Pensions and Divorce

Today, pensions are few and far between. But they aren’t uncommon in the gray divorce world. This joint asset can be a challenge to value and divide, but don’t let that scare you. Each pension plan is different, so there’s no standard set of rules.

In general, once you notify the pension plan administrator that your divorce is in process the administrator can then provide documentation of the structure of the plan and any possible options. Your attorney will likely need to draft a Qualified Domestic Relations Order (QDRO) for the pension plan to award you your share.

Keep in mind that pension benefits may not be valued in the same way as the other assets you are dividing. Beyond dividing the pension plan assets, if your former spouse will be receiving pension payments and you expect to be named as a survivor beneficiary, be sure that’s spelled out in your divorce decree.

Health Insurance Post-Divorce

Health insurance is relevant after any divorce, but it can pose additional challenges to older individuals. If, while you were married, you had group health insurance through your spouse’s employer, you can maintain that same health insurance through the Consolidated Omnibus Budget Reconciliation Act (COBRA) for 36 months.

Under COBRA, expect premiums to increase, since you must pay the full premium, including any portion that the employer had been paying previously. If COBRA is not available, you must find your own insurance coverage. Unfortunately for gray divorcees, existing health issues may impact their ability to find affordable coverage.

Impact of Divorce on Long-term Care Options

Married couples often care for each other if a medical event occurs. However, single individuals will have to find other resources (family, friends, or paid caregivers) to help in the event of a short- or long-term health issue.

After a divorce, can you fall back on that joint long-term care insurance policy you purchased? It all depends on the type of policy and the interests of both parties.  A traditional policy typically has some flexibility to maintain the policy “as is” or swap for two individual policies.

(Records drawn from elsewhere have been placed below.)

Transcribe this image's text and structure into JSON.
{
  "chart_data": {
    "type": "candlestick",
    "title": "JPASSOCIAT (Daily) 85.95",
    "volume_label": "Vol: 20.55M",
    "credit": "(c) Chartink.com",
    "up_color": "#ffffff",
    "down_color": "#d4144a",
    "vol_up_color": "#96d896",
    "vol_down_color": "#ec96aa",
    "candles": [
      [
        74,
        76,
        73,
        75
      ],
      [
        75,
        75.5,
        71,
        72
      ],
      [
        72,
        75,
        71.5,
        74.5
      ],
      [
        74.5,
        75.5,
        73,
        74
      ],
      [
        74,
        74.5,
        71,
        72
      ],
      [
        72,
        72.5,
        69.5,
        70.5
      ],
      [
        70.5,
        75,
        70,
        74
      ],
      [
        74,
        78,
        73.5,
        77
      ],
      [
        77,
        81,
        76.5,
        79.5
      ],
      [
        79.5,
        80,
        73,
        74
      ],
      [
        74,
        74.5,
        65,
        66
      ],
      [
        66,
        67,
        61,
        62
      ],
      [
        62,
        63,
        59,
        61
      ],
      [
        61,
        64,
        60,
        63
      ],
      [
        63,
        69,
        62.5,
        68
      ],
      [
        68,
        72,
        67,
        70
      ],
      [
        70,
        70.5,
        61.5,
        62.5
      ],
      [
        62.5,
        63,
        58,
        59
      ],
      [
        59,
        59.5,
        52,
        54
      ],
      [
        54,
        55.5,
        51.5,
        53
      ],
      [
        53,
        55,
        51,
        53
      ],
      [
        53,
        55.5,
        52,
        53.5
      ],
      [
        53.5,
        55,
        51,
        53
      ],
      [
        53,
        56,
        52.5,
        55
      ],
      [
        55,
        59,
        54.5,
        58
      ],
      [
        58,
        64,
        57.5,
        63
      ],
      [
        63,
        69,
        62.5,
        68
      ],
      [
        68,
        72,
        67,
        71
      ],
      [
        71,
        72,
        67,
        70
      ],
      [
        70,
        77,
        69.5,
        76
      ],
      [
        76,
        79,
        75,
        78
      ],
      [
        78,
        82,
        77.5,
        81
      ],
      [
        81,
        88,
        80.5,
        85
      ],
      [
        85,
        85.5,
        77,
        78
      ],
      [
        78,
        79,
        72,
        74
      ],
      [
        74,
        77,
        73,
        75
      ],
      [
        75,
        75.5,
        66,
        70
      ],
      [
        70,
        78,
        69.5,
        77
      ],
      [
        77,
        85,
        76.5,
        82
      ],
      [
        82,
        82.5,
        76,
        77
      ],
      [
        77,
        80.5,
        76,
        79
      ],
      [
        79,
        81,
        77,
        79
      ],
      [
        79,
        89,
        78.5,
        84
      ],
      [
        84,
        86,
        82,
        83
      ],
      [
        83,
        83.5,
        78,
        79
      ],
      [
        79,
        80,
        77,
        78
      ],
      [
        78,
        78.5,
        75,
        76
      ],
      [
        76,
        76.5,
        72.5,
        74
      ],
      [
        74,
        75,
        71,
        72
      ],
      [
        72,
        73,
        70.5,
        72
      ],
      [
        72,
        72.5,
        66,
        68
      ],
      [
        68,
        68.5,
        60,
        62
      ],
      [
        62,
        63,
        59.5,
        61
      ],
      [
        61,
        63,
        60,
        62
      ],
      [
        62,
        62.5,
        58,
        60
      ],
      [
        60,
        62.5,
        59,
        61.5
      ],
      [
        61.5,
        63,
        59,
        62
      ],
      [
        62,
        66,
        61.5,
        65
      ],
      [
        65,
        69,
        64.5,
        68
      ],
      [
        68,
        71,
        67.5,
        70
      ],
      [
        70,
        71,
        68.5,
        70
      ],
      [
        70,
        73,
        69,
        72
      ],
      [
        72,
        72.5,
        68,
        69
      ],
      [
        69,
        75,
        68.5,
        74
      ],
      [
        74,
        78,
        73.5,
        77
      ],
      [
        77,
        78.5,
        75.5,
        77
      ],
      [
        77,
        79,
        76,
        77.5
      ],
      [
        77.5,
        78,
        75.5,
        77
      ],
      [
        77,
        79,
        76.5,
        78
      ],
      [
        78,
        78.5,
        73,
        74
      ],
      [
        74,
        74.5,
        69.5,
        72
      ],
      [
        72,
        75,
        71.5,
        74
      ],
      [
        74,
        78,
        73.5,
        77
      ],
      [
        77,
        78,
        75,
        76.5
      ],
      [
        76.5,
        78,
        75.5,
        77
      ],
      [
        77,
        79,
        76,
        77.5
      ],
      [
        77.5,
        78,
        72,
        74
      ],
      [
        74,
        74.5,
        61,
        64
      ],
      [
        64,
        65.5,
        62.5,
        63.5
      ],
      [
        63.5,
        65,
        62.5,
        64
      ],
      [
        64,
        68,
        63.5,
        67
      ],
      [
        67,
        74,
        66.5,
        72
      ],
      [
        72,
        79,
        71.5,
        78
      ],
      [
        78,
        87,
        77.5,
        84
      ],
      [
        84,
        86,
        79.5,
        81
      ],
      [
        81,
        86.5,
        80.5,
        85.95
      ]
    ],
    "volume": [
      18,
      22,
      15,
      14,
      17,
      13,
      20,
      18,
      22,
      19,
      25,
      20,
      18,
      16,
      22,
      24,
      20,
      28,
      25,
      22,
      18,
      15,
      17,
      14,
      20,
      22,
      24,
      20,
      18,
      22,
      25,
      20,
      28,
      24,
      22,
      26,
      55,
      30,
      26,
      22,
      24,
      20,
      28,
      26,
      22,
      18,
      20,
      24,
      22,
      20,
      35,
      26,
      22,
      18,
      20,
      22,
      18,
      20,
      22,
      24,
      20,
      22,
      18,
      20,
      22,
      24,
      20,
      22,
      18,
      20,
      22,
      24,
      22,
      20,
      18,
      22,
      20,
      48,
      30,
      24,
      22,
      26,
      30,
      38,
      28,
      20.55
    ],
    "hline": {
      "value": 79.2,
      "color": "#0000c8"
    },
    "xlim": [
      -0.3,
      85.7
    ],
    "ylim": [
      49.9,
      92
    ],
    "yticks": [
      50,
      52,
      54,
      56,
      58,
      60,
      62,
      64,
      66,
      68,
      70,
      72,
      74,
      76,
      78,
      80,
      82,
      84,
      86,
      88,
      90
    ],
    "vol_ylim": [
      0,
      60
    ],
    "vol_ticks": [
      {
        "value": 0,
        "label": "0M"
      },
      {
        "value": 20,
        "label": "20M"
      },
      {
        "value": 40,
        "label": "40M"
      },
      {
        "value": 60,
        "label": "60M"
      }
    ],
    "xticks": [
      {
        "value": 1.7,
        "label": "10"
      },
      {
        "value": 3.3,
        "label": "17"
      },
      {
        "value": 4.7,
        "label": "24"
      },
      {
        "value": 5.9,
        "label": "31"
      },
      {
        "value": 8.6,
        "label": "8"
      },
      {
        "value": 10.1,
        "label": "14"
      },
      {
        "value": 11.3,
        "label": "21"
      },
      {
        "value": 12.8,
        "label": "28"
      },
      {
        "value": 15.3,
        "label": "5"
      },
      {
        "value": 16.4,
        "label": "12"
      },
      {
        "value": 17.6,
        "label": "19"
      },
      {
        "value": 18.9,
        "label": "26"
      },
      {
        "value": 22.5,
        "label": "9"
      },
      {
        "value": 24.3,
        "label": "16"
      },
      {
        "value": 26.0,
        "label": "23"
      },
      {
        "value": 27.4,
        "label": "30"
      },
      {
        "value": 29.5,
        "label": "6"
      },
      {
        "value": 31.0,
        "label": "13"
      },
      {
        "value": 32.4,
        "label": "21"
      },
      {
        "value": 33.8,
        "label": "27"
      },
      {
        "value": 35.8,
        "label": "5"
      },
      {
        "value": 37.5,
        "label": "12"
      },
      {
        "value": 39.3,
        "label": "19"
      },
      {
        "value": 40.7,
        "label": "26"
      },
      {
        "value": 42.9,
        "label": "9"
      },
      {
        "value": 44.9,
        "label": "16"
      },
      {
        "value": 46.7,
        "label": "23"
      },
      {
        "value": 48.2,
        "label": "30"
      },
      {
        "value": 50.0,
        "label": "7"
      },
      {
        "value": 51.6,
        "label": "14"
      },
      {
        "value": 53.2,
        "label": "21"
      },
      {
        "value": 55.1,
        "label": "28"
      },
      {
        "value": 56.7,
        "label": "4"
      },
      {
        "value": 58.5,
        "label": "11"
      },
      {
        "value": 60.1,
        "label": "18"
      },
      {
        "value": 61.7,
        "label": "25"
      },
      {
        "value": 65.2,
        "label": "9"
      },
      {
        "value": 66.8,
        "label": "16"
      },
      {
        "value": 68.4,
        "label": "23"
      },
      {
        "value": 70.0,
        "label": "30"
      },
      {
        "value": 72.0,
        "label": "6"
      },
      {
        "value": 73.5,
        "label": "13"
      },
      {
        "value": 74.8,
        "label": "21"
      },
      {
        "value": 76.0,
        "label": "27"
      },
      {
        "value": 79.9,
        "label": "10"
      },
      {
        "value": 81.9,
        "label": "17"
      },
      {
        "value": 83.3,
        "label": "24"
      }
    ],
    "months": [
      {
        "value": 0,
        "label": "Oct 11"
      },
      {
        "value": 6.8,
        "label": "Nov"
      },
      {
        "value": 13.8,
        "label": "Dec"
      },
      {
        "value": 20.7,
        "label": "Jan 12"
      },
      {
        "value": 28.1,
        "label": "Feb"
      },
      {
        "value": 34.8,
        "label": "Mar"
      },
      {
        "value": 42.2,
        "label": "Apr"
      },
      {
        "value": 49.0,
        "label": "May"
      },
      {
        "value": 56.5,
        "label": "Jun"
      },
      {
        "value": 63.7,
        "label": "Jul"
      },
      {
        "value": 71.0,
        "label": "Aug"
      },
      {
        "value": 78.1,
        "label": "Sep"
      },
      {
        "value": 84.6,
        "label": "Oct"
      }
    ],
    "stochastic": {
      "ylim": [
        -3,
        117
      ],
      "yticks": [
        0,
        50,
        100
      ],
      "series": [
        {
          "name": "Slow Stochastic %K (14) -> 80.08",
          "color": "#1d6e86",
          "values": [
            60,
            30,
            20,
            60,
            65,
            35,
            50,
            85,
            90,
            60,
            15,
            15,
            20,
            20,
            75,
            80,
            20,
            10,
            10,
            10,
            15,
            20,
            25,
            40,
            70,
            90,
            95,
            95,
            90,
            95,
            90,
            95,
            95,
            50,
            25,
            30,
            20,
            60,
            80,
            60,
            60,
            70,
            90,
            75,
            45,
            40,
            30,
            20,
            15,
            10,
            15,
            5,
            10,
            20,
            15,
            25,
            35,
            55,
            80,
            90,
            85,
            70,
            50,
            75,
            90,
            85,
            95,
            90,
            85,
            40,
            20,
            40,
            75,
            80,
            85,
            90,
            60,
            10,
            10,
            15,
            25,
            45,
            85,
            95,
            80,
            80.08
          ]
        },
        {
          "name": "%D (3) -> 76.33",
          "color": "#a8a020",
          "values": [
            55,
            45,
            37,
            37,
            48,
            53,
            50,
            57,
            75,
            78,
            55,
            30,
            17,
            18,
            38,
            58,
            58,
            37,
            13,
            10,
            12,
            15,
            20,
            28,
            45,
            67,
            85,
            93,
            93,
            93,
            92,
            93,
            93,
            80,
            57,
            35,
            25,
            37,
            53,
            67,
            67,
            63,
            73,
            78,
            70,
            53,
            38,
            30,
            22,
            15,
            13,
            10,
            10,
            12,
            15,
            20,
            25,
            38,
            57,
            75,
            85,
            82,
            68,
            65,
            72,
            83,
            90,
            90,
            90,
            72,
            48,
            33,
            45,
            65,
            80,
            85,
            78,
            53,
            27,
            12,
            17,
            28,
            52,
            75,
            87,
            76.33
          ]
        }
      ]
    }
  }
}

Separating a joint policy to individual policies will likely have an impact on premiums as most policies give a discount to joint policy holders.  A hybrid policy may not have those options. Often the contract must remain as written. Due to these nuances, it is important to understand the options prior to purchasing. 

Long-term care insurance policies are another critical item that gray divorcees should specifically address in their decrees.


Retired or approaching-retirement couples who are divorcing have a limited time (or possibly no time) to rebuild their wealth. The assets you had saved to support one household in retirement now need to support two.  It’s vital that you understand the implications of your settlement since you likely won’t have a chance for a re-do.